Fortunately we can avoid becoming paralyzed and panicked by the polarities of life and death. By choosing to "sit with anxiety," we avoid the twin traps of fighting anxiety or trying to run from it. Instead of letting the two existential poles of anxiety paralyze us, we embrace them and transform them into sources of power and inner peace.

Transforming Life and Death Anxiety into Serenity

Death is the great mystery of life.The big question, the most unfathomable one for all people, is "What happens when I die?" There is a part of me that can’t wait to find out how the story ends--what happens after death? The meaning we give life is inseparable from the meaning we give death. A universal essence within me knows that, when the body and brain cease functioning, the adventure of consciousness continues in some other form. Even our daily need to visit the dark realm of sleep reminds us of the presence of death --the "big sleep"--in the midst of life. Our desire for relaxation is evidence of our need to "die" regularly, and of death’s rejuvenating powers.

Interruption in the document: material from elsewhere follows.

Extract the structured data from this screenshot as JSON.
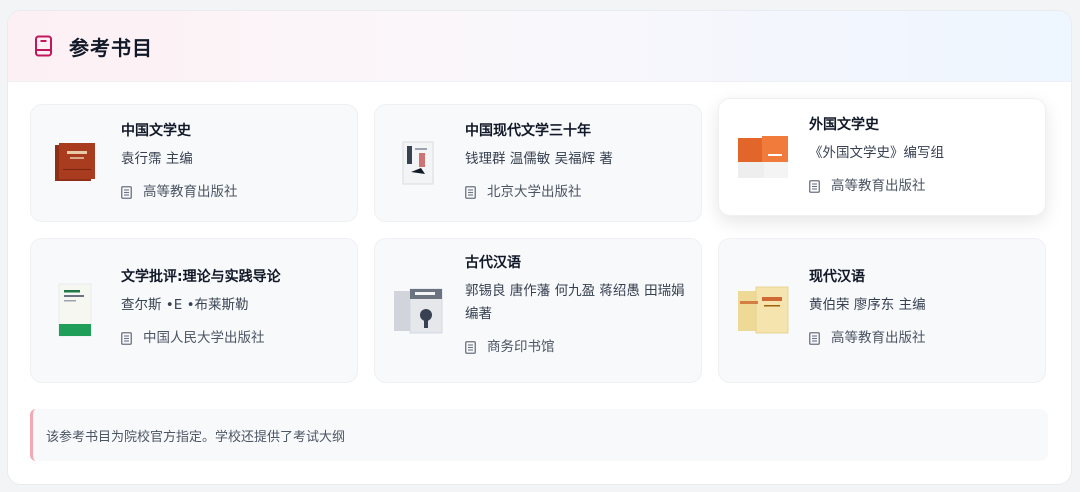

Our anxiety about death keeps us from recognizing our own true and healthy love of death. When we accept the reality and the mystery of death we can begin to love death in a positive way, as a part of the perpetually renewing cycle of life, as liberation and reunion with our Source. Far from signifying any morbid desire to die, loving death simply means accepting death as a natural and sacred part of life.

When we deny or ignore both our death anxiety and our death love, the death urge turns toxic and we are doomed to act it out destructively as self-sabotage or as injurious behavior toward others. Freud called this repressed attraction to death thanatos, and described how it turned into aggression and self-destruction. But if we embrace the "grim reaper," we find that its terrifying appearance is nothing but the embodiment of our own fears. Once accepted, it is transformed into the joyful Angel who guides us on our eternal journey. Our death anxiety dies and is reborn as a sacred love of death.

Wise men and women throughout the ages spent their lives preparing for and becoming friends with death, so that when it came it neither took them by surprise nor made them anxious. We can cultivate a healthy appreciation of death by meditating upon it.